About some 387 kilometers from Banjul lies the last town of Gambia, Basse. It is the administrative headquarters in the up river region. It is very important birdwise during the last couple of months of the Tourist season when the Egyptian Plover will appear for the last time before moving to Senegal in Niokolo koba where they breed. It would also be worth visiting if you need to see the Carmine Bee-eater which might have been missed on the tour to Georgetown. Bar-breasted Firefinch may also be seen.

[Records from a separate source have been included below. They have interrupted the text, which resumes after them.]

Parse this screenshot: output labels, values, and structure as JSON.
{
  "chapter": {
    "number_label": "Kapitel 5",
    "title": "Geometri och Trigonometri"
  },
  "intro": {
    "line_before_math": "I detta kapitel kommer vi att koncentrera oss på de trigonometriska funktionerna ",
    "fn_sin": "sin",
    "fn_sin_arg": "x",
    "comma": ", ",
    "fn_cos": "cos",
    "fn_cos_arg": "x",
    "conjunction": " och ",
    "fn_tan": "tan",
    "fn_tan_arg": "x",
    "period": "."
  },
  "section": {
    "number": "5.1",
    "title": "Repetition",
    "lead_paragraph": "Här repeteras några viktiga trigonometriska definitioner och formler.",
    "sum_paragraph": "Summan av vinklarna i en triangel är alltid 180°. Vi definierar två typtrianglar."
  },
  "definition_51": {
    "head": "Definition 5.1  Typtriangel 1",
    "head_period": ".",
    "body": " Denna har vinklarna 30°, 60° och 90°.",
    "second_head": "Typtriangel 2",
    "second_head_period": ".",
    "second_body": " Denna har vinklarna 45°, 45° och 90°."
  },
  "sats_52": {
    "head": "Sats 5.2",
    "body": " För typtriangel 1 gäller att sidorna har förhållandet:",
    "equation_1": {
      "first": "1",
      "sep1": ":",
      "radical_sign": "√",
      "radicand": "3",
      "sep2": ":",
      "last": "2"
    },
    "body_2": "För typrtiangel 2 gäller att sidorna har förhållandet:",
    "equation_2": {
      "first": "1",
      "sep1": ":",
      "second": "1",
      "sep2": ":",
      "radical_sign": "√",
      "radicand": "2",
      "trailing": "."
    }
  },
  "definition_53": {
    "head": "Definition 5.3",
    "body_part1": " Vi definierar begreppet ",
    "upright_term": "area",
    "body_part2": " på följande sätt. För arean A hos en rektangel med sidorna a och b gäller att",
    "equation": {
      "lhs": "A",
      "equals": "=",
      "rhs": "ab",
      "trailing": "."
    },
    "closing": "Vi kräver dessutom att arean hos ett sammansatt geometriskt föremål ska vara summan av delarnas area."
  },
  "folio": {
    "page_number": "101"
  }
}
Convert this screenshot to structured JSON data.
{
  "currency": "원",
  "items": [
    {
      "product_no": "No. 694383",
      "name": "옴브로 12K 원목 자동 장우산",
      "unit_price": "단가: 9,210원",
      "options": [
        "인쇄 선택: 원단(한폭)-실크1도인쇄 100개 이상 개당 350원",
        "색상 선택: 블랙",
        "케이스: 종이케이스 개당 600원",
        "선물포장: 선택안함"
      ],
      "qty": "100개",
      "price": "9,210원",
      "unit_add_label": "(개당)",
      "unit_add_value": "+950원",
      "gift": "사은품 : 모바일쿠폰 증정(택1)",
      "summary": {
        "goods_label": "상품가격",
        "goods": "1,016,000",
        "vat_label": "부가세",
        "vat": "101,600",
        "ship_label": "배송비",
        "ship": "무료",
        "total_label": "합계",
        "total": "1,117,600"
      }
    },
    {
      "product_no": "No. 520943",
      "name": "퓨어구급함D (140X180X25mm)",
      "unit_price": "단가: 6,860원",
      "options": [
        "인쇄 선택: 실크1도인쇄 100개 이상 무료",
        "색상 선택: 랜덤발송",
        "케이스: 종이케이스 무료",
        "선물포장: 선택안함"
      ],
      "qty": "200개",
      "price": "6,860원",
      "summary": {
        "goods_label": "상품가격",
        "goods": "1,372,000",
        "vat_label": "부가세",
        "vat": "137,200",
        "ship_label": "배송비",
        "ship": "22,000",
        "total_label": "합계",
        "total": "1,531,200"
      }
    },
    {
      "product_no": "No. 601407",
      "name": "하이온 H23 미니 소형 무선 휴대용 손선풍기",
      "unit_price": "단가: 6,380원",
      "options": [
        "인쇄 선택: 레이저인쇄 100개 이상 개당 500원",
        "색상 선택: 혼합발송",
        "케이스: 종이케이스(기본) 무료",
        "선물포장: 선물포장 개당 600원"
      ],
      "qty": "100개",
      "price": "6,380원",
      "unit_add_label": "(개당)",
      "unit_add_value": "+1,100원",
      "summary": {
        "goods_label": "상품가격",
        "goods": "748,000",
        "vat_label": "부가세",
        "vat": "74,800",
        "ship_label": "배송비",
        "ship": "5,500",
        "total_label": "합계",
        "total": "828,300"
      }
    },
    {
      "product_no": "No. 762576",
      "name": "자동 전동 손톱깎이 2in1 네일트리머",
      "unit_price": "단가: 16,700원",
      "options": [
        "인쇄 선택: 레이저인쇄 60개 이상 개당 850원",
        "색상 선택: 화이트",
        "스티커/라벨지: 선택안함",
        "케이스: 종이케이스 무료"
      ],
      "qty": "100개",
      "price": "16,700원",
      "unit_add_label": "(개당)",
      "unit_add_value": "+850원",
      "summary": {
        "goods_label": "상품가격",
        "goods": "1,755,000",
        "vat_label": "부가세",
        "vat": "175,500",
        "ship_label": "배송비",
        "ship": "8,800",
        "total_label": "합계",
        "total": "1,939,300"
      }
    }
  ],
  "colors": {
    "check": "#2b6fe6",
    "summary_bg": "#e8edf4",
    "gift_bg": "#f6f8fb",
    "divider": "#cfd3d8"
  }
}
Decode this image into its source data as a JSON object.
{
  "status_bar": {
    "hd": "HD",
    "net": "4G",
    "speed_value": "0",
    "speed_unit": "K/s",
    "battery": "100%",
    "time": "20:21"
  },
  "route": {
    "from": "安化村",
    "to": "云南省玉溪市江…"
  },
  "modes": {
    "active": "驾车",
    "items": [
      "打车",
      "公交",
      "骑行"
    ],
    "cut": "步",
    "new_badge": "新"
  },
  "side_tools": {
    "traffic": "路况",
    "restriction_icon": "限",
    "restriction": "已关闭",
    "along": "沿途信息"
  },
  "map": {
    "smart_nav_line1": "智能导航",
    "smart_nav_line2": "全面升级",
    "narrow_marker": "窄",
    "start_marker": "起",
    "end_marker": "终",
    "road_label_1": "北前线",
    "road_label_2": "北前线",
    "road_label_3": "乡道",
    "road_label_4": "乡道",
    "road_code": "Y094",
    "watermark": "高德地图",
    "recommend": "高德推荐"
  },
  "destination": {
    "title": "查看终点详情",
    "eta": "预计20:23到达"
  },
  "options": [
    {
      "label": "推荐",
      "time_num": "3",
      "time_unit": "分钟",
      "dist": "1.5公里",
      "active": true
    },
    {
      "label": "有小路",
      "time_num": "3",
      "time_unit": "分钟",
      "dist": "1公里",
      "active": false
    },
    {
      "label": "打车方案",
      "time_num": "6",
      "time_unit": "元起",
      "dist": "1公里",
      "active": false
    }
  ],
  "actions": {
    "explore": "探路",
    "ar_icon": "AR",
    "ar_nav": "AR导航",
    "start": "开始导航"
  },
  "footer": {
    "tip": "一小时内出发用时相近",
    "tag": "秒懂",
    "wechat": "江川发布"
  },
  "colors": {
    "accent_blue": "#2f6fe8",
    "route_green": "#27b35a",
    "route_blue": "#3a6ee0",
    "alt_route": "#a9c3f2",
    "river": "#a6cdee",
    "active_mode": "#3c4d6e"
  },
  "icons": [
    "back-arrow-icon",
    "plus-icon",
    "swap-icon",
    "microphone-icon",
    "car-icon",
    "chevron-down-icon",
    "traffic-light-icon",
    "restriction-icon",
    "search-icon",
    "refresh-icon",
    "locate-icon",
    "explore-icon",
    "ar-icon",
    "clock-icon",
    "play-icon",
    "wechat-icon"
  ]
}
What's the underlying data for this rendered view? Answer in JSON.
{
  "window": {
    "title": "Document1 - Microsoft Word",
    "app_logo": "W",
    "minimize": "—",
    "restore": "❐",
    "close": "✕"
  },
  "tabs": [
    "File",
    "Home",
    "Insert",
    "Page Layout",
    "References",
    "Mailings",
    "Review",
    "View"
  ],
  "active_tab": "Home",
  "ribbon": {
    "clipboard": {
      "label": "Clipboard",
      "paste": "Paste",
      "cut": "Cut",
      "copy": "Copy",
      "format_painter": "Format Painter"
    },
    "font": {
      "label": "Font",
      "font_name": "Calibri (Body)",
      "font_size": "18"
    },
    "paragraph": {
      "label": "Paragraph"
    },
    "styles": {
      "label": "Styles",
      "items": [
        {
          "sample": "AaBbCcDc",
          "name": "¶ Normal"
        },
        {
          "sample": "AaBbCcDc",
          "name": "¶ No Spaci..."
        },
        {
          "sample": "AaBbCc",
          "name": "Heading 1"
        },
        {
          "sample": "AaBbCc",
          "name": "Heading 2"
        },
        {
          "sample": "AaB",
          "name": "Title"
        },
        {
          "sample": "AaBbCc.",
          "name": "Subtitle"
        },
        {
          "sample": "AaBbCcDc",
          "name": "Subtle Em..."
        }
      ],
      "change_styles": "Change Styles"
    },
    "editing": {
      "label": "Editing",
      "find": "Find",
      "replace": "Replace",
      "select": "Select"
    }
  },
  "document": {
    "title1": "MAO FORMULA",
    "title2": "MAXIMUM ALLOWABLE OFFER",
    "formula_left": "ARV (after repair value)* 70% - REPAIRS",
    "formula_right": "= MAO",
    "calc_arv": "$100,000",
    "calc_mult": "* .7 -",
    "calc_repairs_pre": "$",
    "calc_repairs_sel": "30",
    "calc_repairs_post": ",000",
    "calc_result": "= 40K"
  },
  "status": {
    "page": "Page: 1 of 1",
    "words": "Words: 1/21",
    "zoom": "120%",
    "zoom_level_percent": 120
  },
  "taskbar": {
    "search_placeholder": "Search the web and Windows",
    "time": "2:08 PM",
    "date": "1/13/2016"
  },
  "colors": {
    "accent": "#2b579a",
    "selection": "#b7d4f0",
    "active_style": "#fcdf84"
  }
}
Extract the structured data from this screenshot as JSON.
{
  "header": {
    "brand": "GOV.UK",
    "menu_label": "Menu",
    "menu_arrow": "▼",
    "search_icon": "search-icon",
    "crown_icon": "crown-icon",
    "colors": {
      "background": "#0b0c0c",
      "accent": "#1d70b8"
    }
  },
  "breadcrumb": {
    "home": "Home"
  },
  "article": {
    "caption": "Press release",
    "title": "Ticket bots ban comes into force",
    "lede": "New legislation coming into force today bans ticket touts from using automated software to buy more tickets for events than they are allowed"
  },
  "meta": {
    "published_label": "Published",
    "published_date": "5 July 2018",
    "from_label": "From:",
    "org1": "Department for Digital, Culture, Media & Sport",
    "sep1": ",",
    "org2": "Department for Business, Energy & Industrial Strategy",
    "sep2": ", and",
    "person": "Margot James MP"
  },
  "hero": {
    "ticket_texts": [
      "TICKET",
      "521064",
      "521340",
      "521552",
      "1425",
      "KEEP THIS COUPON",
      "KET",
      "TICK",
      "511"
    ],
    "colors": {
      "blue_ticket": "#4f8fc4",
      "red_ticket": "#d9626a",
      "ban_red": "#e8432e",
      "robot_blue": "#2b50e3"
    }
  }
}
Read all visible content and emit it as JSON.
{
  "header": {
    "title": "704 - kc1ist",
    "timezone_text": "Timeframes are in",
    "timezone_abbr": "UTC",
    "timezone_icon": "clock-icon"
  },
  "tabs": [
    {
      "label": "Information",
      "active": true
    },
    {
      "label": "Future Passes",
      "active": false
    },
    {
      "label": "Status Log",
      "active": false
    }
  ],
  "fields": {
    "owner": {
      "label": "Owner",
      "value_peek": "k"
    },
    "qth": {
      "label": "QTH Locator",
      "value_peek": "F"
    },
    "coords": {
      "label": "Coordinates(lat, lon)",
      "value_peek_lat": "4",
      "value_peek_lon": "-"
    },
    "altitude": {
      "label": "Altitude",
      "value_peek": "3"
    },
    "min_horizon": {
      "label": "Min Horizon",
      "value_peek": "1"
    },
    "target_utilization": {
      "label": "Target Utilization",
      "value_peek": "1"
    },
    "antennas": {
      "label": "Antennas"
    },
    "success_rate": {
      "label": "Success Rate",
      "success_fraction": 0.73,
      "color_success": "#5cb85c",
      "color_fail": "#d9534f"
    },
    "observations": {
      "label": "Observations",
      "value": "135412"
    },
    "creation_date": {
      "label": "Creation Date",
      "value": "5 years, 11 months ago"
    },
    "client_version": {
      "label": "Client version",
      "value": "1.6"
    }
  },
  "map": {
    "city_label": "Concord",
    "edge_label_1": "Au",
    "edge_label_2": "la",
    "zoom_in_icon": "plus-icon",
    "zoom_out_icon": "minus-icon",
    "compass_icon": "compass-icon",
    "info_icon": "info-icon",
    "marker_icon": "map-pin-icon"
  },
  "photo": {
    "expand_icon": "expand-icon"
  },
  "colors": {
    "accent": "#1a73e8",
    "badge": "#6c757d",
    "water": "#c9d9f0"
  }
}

This rice field separates these two villages on either side of the Trans Gambia Highway. This is, perhaps, the best place for raptors in the Gambia. An English expert, author of The Birds of The Gambia and Senegal, recorded 36 different raptors. No bird guide has ever travelled up country without stopping at this place. Packed lunches are usually taken here when travelling up river or from Tendaba back to the coast. There are several ponds and pools which retain water year round attracting raptors like; Bateleur, Martial, Booted, Western Banded Snake,  Short-toed Snake, Wahlberg’s, Ayres’s Hawk, Brown Snake and Long-crested eagles, Grasshopper Buzzard, African Harrier Hawk. Pied-winged Swallow, Green-headed Sunbird and many more birds may be seen.